The government’s lawyers knew those provisions were under challenge. They would have known that the principle underpinning that challenge – the separation of powers – had formed the basis for other successful challenges, one as recently as November 1. They would have known there was a risk the court might release its ruling immediately, with reasons to come in due course, in order to end what was asserted to be the unlawful detention of the plaintiff, a child rapist known as NZYQ.
Had this legislative package been unveiled on the day of the decision, it might have prevented an entirely foreseeable surge in concern about public safety and eliminated at least part of this week’s parliamentary attack on the government.
This is lawmaking on the run – a stop-gap measure that was cobbled together in a rush after Anthony Albanese was confronted in parliament with a demand to enact legislation on immigration detention. Under the bill presented to parliament, those who were freed from indefinite immigration detention will be subject to monitoring. Even if this does ease concern about public safety it is not a substantive remedy. It is the easiest part of the reforms that are now needed.
At this point, the government could never have hoped to produce a comprehensive remedy for the problems now afflicting the Migration Act. The government cannot address those issues until the court explains conclusively and in detail why two provisions in that statute are unconstitutional. When its reasons are made public, the government will need to make some very difficult decisions. How will it deal with the next cohort of foreign criminals who cannot be deported either because nobody will take them, or because they would face the death penalty? Will taxpayers be required to support them forever and simply get used to the idea that foreign murderers and rapists are to become part of the fabric of society?
The big issue awaiting the government is this: what if the court’s reasons contain suggestions on how indefinite detention could be restored in a way that passes constitutional muster? Would the Albanese government take up such a suggestion? And if it chose not to, how would this be received by those who are still coming to terms with the fact that foreign criminals are among us?
It all depends on what those reasons might say. But here are some possibilities.

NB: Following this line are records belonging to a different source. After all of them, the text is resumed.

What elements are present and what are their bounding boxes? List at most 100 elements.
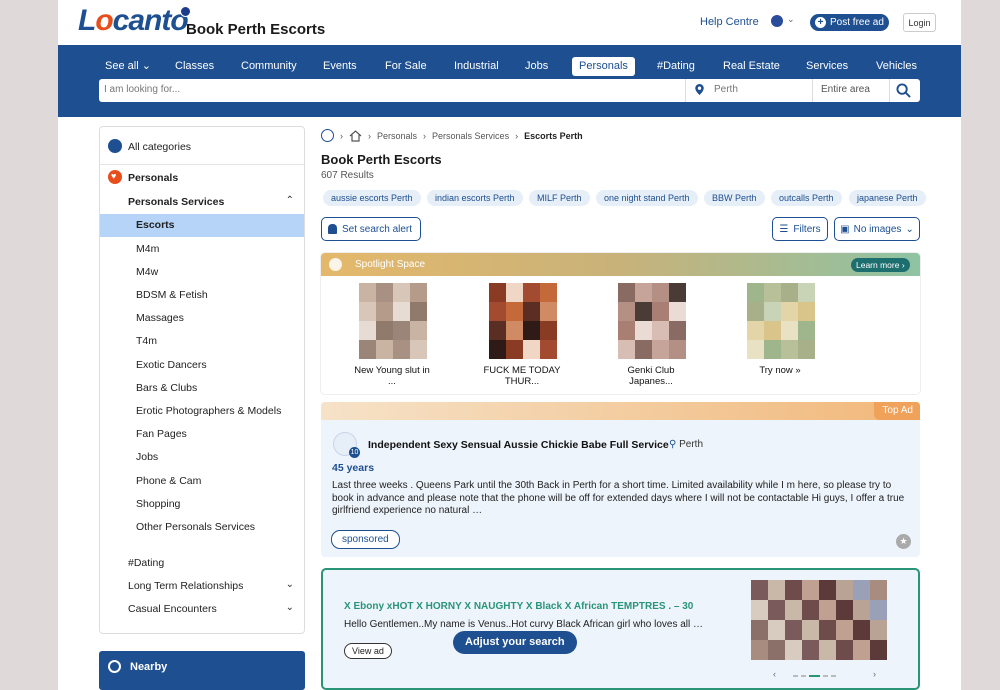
tag-chip[interactable]: one night stand Perth xyxy=(596,190,698,206)
sidebar-item-t4m[interactable]: T4m xyxy=(100,335,304,347)
spotlight-caption[interactable]: New Young slut in... xyxy=(347,365,437,387)
tag-chip[interactable]: outcalls Perth xyxy=(771,190,842,206)
carousel-prev-icon[interactable]: ‹ xyxy=(773,669,776,679)
set-search-alert-button[interactable]: Set search alert xyxy=(321,217,421,241)
sidebar-item-shopping[interactable]: Shopping xyxy=(100,498,304,510)
sidebar-item-casual[interactable]: Casual Encounters xyxy=(100,603,304,615)
spotlight-caption[interactable]: Genki Club Japanes... xyxy=(606,365,696,387)
thumbnail-pixel xyxy=(393,321,410,340)
spotlight-thumbnail[interactable] xyxy=(747,283,815,359)
nearby-section[interactable]: Nearby xyxy=(99,651,305,690)
sidebar-personals[interactable]: Personals xyxy=(128,172,298,184)
view-ad-button[interactable]: View ad xyxy=(344,643,392,659)
spotlight-thumbnail[interactable] xyxy=(359,283,427,359)
nav-real-estate[interactable]: Real Estate xyxy=(723,57,780,76)
flag-au-icon[interactable] xyxy=(771,15,783,27)
photo-pixel xyxy=(819,620,836,640)
sidebar-item-m4m[interactable]: M4m xyxy=(100,243,304,255)
page-title: Book Perth Escorts xyxy=(321,152,442,167)
thumbnail-pixel xyxy=(393,302,410,321)
adjust-search-button[interactable]: Adjust your search xyxy=(453,631,577,654)
sidebar-item-dating[interactable]: #Dating xyxy=(100,557,304,569)
ad-card[interactable]: X Ebony xHOT X HORNY X NAUGHTY X Black X… xyxy=(321,568,920,690)
logo[interactable]: Locanto xyxy=(78,4,189,38)
search-icon[interactable] xyxy=(896,83,911,98)
nav-community[interactable]: Community xyxy=(241,57,297,76)
tag-chip[interactable]: aussie escorts Perth xyxy=(323,190,421,206)
tag-chip[interactable]: japanese Perth xyxy=(849,190,926,206)
tag-chip[interactable]: indian escorts Perth xyxy=(427,190,523,206)
sidebar-item-bars-clubs[interactable]: Bars & Clubs xyxy=(100,382,304,394)
chevron-up-icon[interactable]: ⌃ xyxy=(286,195,294,206)
nav-vehicles[interactable]: Vehicles xyxy=(876,57,917,76)
chevron-down-icon[interactable]: ⌄ xyxy=(286,579,294,590)
photo-pixel xyxy=(802,600,819,620)
sidebar-item-exotic-dancers[interactable]: Exotic Dancers xyxy=(100,359,304,371)
chevron-down-icon[interactable]: ⌄ xyxy=(286,602,294,613)
area-select[interactable]: Entire area xyxy=(821,84,870,95)
photo-pixel xyxy=(802,640,819,660)
sidebar-item-escorts[interactable]: Escorts xyxy=(100,214,304,237)
nav-see-all[interactable]: See all ⌄ xyxy=(105,57,151,76)
nav-classes[interactable]: Classes xyxy=(175,57,214,76)
filters-button[interactable]: ☰ Filters xyxy=(772,217,828,241)
search-input[interactable]: I am looking for... xyxy=(104,84,180,95)
spotlight-caption[interactable]: FUCK ME TODAY THUR... xyxy=(477,365,567,387)
sidebar-item-jobs[interactable]: Jobs xyxy=(100,451,304,463)
ad-title[interactable]: X Ebony xHOT X HORNY X NAUGHTY X Black X… xyxy=(344,601,693,612)
globe-icon[interactable] xyxy=(321,129,334,142)
ad-title[interactable]: Independent Sexy Sensual Aussie Chickie … xyxy=(368,439,669,451)
nav-dating[interactable]: #Dating xyxy=(657,57,695,76)
tag-chip[interactable]: MILF Perth xyxy=(529,190,590,206)
home-icon[interactable] xyxy=(349,129,362,142)
sidebar-item-erotic-photographers[interactable]: Erotic Photographers & Models xyxy=(100,405,304,417)
nav-services[interactable]: Services xyxy=(806,57,848,76)
top-ad-card[interactable]: Top Ad 10 Independent Sexy Sensual Aussi… xyxy=(321,402,920,557)
spotlight-thumbnail[interactable] xyxy=(618,283,686,359)
thumbnail-pixel xyxy=(523,283,540,302)
nav-personals[interactable]: Personals xyxy=(572,57,635,76)
sidebar-item-bdsm[interactable]: BDSM & Fetish xyxy=(100,289,304,301)
sidebar-item-massages[interactable]: Massages xyxy=(100,312,304,324)
favorite-star-icon[interactable]: ★ xyxy=(896,534,911,549)
carousel-next-icon[interactable]: › xyxy=(873,669,876,679)
post-ad-button[interactable]: + Post free ad xyxy=(810,14,889,31)
thumbnail-pixel xyxy=(393,283,410,302)
post-ad-label: Post free ad xyxy=(830,17,884,28)
thumbnail-pixel xyxy=(635,283,652,302)
nav-jobs[interactable]: Jobs xyxy=(525,57,548,76)
sidebar-item-other[interactable]: Other Personals Services xyxy=(100,521,304,533)
photo-pixel xyxy=(785,620,802,640)
sidebar-item-m4w[interactable]: M4w xyxy=(100,266,304,278)
sidebar-item-fan-pages[interactable]: Fan Pages xyxy=(100,428,304,440)
sidebar-item-phone-cam[interactable]: Phone & Cam xyxy=(100,475,304,487)
thumbnail-pixel xyxy=(523,302,540,321)
tag-chip[interactable]: BBW Perth xyxy=(704,190,765,206)
location-input[interactable]: Perth xyxy=(714,84,738,95)
nav-for-sale[interactable]: For Sale xyxy=(385,57,427,76)
chevron-down-icon[interactable]: ⌄ xyxy=(787,14,795,25)
ad-photo[interactable] xyxy=(751,580,887,660)
spotlight-header: Spotlight Space Learn more › xyxy=(321,253,920,276)
spotlight-title: Spotlight Space xyxy=(355,259,426,270)
spotlight-thumbnail[interactable] xyxy=(489,283,557,359)
learn-more-button[interactable]: Learn more › xyxy=(851,258,910,272)
thumbnail-pixel xyxy=(747,283,764,302)
thumbnail-pixel xyxy=(410,283,427,302)
no-images-select[interactable]: ▣ No images ⌄ xyxy=(834,217,920,241)
sidebar-personals-services[interactable]: Personals Services xyxy=(128,196,298,208)
sidebar-all-categories[interactable]: All categories xyxy=(128,141,298,153)
thumbnail-pixel xyxy=(618,321,635,340)
divider xyxy=(685,79,686,102)
ad-description: Hello Gentlemen..My name is Venus..Hot c… xyxy=(344,619,704,630)
login-button[interactable]: Login xyxy=(903,13,936,32)
spotlight-caption[interactable]: Try now » xyxy=(735,365,825,376)
nav-events[interactable]: Events xyxy=(323,57,357,76)
photo-pixel xyxy=(836,620,853,640)
sidebar-item-long-term[interactable]: Long Term Relationships xyxy=(100,580,304,592)
nav-industrial[interactable]: Industrial xyxy=(454,57,499,76)
help-centre-link[interactable]: Help Centre xyxy=(700,16,759,28)
photo-pixel xyxy=(836,580,853,600)
breadcrumb-personals-services[interactable]: Personals Services xyxy=(432,131,509,141)
breadcrumb-personals[interactable]: Personals xyxy=(377,131,417,141)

The transcript of the hearing and the submissions of the parties show that the big issue at the heart of this case was whether migration detention amounts to a punishment once it becomes apparent there is no reasonable prospect of deportation. This is critical because criminal punishment is the responsibility of the judiciary, not a minister or a public servant. Even if the court finds that indefinite detention is unconstitutional when it is imposed by a minister, that might not necessarily mean that indefinite detention for those awaiting deportation has been consigned to history. It could simply mean, for example, that the judicial power to impose criminal punishments – including indefinite detention – must be exercised by the judiciary, not the executive branch of government, if it is to withstand constitutional challenge.
For those in doubt, it might be worth consulting the leading judgement handed down on November 1 in the case involving Abdul Nacer Benbrika, a convicted terrorist who holds dual Australian and Algerian citizenship. The court considered the ministerial decision stripping Benbrika of his Australian citizenship amounted to a punishment that had been imposed by the government in addition to Benbrika’s judicially-imposed criminal sentence for terrorism offences. The court struck down part of the Citizenship Act that purported to give a minister the power to strip Benbrika of Australian citizenship.

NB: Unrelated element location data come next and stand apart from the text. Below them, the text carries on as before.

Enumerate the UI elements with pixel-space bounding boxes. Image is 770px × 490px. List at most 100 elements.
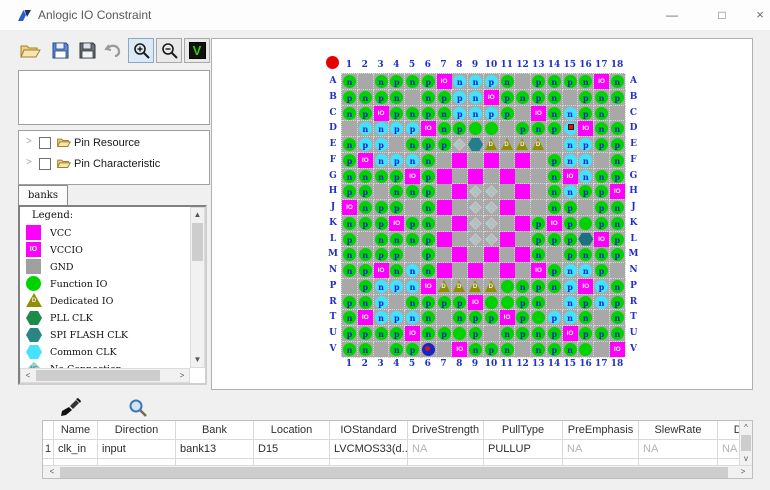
pin-cell[interactable]: p (515, 121, 531, 137)
pin-cell[interactable]: n (421, 326, 437, 342)
pin-cell[interactable]: p (374, 90, 390, 106)
pin-cell[interactable] (515, 200, 531, 216)
pin-cell[interactable]: IO (389, 216, 405, 232)
pin-cell[interactable]: n (547, 184, 563, 200)
pin-cell[interactable]: n (389, 90, 405, 106)
pin-cell[interactable] (500, 121, 516, 137)
pin-cell[interactable]: p (437, 326, 453, 342)
pin-cell[interactable]: p (531, 216, 547, 232)
tab-banks[interactable]: banks (18, 185, 68, 205)
legend-hscrollbar[interactable]: < > (20, 368, 190, 383)
pin-cell[interactable] (500, 216, 516, 232)
cell-drivestrength[interactable]: NA (408, 440, 484, 459)
pin-cell[interactable]: p (452, 121, 468, 137)
pin-cell[interactable]: IO (610, 184, 626, 200)
pin-cell[interactable]: n (374, 310, 390, 326)
pin-cell[interactable]: n (405, 232, 421, 248)
pin-cell[interactable]: n (405, 106, 421, 122)
pin-cell[interactable] (578, 216, 594, 232)
pin-cell[interactable]: n (578, 153, 594, 169)
pin-cell[interactable]: IO (358, 153, 374, 169)
pin-cell[interactable]: p (437, 90, 453, 106)
pin-cell[interactable]: p (594, 216, 610, 232)
pin-cell[interactable]: IO (578, 279, 594, 295)
pin-cell[interactable]: n (405, 74, 421, 90)
pin-cell[interactable]: IO (500, 310, 516, 326)
pin-cell[interactable]: p (421, 247, 437, 263)
pin-cell[interactable] (452, 153, 468, 169)
pin-cell[interactable]: n (594, 90, 610, 106)
pin-cell[interactable]: n (500, 326, 516, 342)
pin-cell[interactable]: n (563, 153, 579, 169)
pin-cell[interactable] (342, 279, 358, 295)
cell-location[interactable]: D15 (254, 440, 330, 459)
pin-cell[interactable]: p (437, 295, 453, 311)
scroll-right-icon[interactable]: > (736, 466, 750, 478)
pin-cell[interactable] (515, 247, 531, 263)
pin-cell[interactable]: n (342, 247, 358, 263)
pin-cell[interactable] (547, 247, 563, 263)
pin-cell[interactable] (452, 326, 468, 342)
pin-cell[interactable]: p (421, 169, 437, 185)
pin-cell[interactable]: p (594, 279, 610, 295)
pin-cell[interactable]: p (421, 74, 437, 90)
pin-cell[interactable]: p (547, 153, 563, 169)
pin-cell[interactable]: p (563, 200, 579, 216)
pin-cell[interactable]: p (452, 106, 468, 122)
pin-cell[interactable] (515, 74, 531, 90)
pin-cell[interactable] (405, 247, 421, 263)
pin-cell[interactable]: p (342, 326, 358, 342)
legend-vscrollbar[interactable]: ▲ ▼ (190, 207, 205, 368)
pin-cell[interactable] (515, 153, 531, 169)
pin-cell[interactable] (468, 137, 484, 153)
pin-cell[interactable]: n (374, 279, 390, 295)
pin-cell[interactable] (531, 184, 547, 200)
pin-cell[interactable]: p (547, 310, 563, 326)
pin-cell[interactable]: p (358, 184, 374, 200)
pin-cell[interactable] (437, 232, 453, 248)
pin-cell[interactable] (452, 216, 468, 232)
scrollbar-thumb[interactable] (36, 370, 160, 381)
pin-cell[interactable] (515, 216, 531, 232)
pin-cell[interactable]: IO (594, 74, 610, 90)
pin-cell[interactable]: IO (531, 263, 547, 279)
pin-cell[interactable]: D (484, 279, 500, 295)
pin-cell[interactable]: IO (421, 279, 437, 295)
pin-cell[interactable]: IO (484, 90, 500, 106)
column-header-name[interactable]: Name (54, 421, 98, 440)
pin-cell[interactable]: n (342, 263, 358, 279)
zoom-out-button[interactable] (156, 38, 182, 63)
cell-direction[interactable]: input (98, 440, 176, 459)
pin-cell[interactable] (437, 153, 453, 169)
pin-cell[interactable]: NC (484, 184, 500, 200)
minimize-button[interactable]: — (652, 0, 692, 30)
cell-name[interactable]: clk_in (54, 440, 98, 459)
pin-cell[interactable]: n (547, 74, 563, 90)
pin-cell[interactable]: p (547, 121, 563, 137)
pin-cell[interactable] (484, 169, 500, 185)
pin-cell[interactable] (500, 153, 516, 169)
pin-cell[interactable]: p (342, 90, 358, 106)
pin-cell[interactable]: p (358, 137, 374, 153)
pin-cell[interactable]: n (547, 200, 563, 216)
pin-cell[interactable]: n (547, 279, 563, 295)
pin-cell[interactable]: p (405, 216, 421, 232)
pin-cell[interactable] (563, 121, 579, 137)
pin-cell[interactable]: n (578, 74, 594, 90)
pin-cell[interactable] (578, 342, 594, 358)
pin-cell[interactable]: n (531, 247, 547, 263)
pin-cell[interactable] (421, 342, 437, 358)
pin-cell[interactable]: n (374, 153, 390, 169)
tree-item-pin-resource[interactable]: > Pin Resource (19, 135, 209, 152)
pin-cell[interactable]: D (452, 279, 468, 295)
pin-cell[interactable]: p (594, 200, 610, 216)
pin-cell[interactable] (500, 263, 516, 279)
pin-cell[interactable]: p (374, 216, 390, 232)
pin-cell[interactable]: n (610, 310, 626, 326)
pin-cell[interactable]: p (389, 247, 405, 263)
pin-cell[interactable]: p (342, 232, 358, 248)
pin-cell[interactable]: p (374, 295, 390, 311)
pin-cell[interactable] (594, 310, 610, 326)
pin-cell[interactable]: n (531, 326, 547, 342)
pin-cell[interactable]: n (358, 342, 374, 358)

But it also provided hints on how the law could be changed so other convicted terrorists could be stripped of their citizenship in a way that does not infringe the separation of powers. It made the point that a different law might empower a court to strip a terrorist of Australian citizenship as part of the punishment for terrorism offences. It suggested that the role of government could be to apply to a court asking the court to impose such a penalty.
If the court in the NZYQ case merely objects to the infringement of the judicial power, and not indefinite detention itself, the suggestions in the Benbrika judgement might be the way forward. A substantive remedy might be for the government to change the law so indefinite detention of those awaiting deportation can be imposed by a court after an application by the government stating that certain facts, as required by law, are present. It would then be up to a court to determine whether the government has discharged its evidentiary burden before the court imposed indefinite detention on those who, for whatever reason, could not be deported in the foreseeable future.
The practical consequences of the ruling in the NZYQ case are shocking.
But who is to blame? The government, which should have been on notice, or the judges who might well have insisted that punishments can only be imposed by courts, not politicians?